Singapore tightens rules for expat workers with an eye on local discontent
One of the world’s most open economies is attempting a delicate balancing act.
On the one hand, the Southeast Asian city-state wants to lure the world’s best and brightest to bolster its workforce, one of Asia’s most diverse.
On the other hand, it has to assure locals competing with foreigners for jobs that the system works for them, too, nipping potential resentment or xenophobia in the bud.
From next year, the government will tweak that calculus in favour of locals by raising the salary threshold for foreigners seeking approval to work in the city-state.
Last month, Singapore’s Ministry of Manpower announced that new applicants for the Employment Pass (EP) system will have to earn at least 5,600 Singapore dollars ($4,140) per month, up from 5,000 Singapore dollars ($3,700).
Applicants working in the financial services sector will have to earn at least 6,200 Singapore dollars ($4,600), compared with 5,500 Singapore dollars ($4,100) at present.
“By regularly updating the qualifying salaries based on the set wage benchmarks, we ensure a level-playing field for locals,” Manpower Minister Tan See Leng told parliament during a budget debate.
Analysts said the changes were not surprising for a government that has regularly tweaked the rules for expat workers, most recently in September 2022, when it raised the salary threshold by 500 Singapore dollars ($370).
Walter Theseira, an associate professor and labour economist at the Singapore University for Social Sciences (SUSS), said the move had been “telegraphed [for] a number of years”.
Theseira said that while the EP system was originally intended to import highly-skilled workers to fill gaps in the workforce, “the criteria seemed to have expanded and EP holders became more prevalent in the middle of the market as well”.“This was perceived by local workers to be unwelcome competition for jobs that many skilled locals could do, so the government responded by re-calibrating the EP again upwards, so that based on salaries, it now targets more clearly the high-end,” he said.
For decades, Singapore, an island with no natural resources that is about the size of New York City, has built its reputation on an openness to foreign talent.
The number of EP holders has grown substantially over the years, fuelled in part by anxiety over the country’s rock-bottom birthrate and greying population.
As of December last year, there were about 205,400 EP holders in the city, up from 161,700 during the same month in 2021.
As far back as 2021, Tan acknowledged that Singaporeans, though recognising the need to attract foreign talent, had concerns that the influx came at the “expense” of local businesses.
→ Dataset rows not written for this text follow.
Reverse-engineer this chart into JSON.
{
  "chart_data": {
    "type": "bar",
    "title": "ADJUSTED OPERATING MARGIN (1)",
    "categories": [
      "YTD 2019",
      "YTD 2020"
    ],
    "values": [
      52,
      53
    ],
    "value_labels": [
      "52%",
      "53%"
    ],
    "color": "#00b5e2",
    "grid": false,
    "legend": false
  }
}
A labour market report released by the Manpower Ministry last month showed that employment growth in 2023, comprising 88,400 positions in Singapore – excluding migrant domestic workers – was largely made up of foreigners.
The revision of the EP qualification criteria can be seen as “a strategic move” to appease age-old tensions over hiring foreign talent amid a crowded job market, said Joshua Yim, the CEO of Achieve Group, a talent acquisition consultancy.
The changes also come as the Southeast Asian country is gearing up for one of the most politically significant transitions in its history.
Singapore’s ruling People’s Action Party is set to fight the next general election, due by 2025, under new leadership as incumbent Prime Minister Lee Hsien Loong prepares to step down after some two decades in office.
The issue of foreign workers became salient in the 2011 general election, when public discontent simmered over rising competition for jobs and increasing pressure on public infrastructure.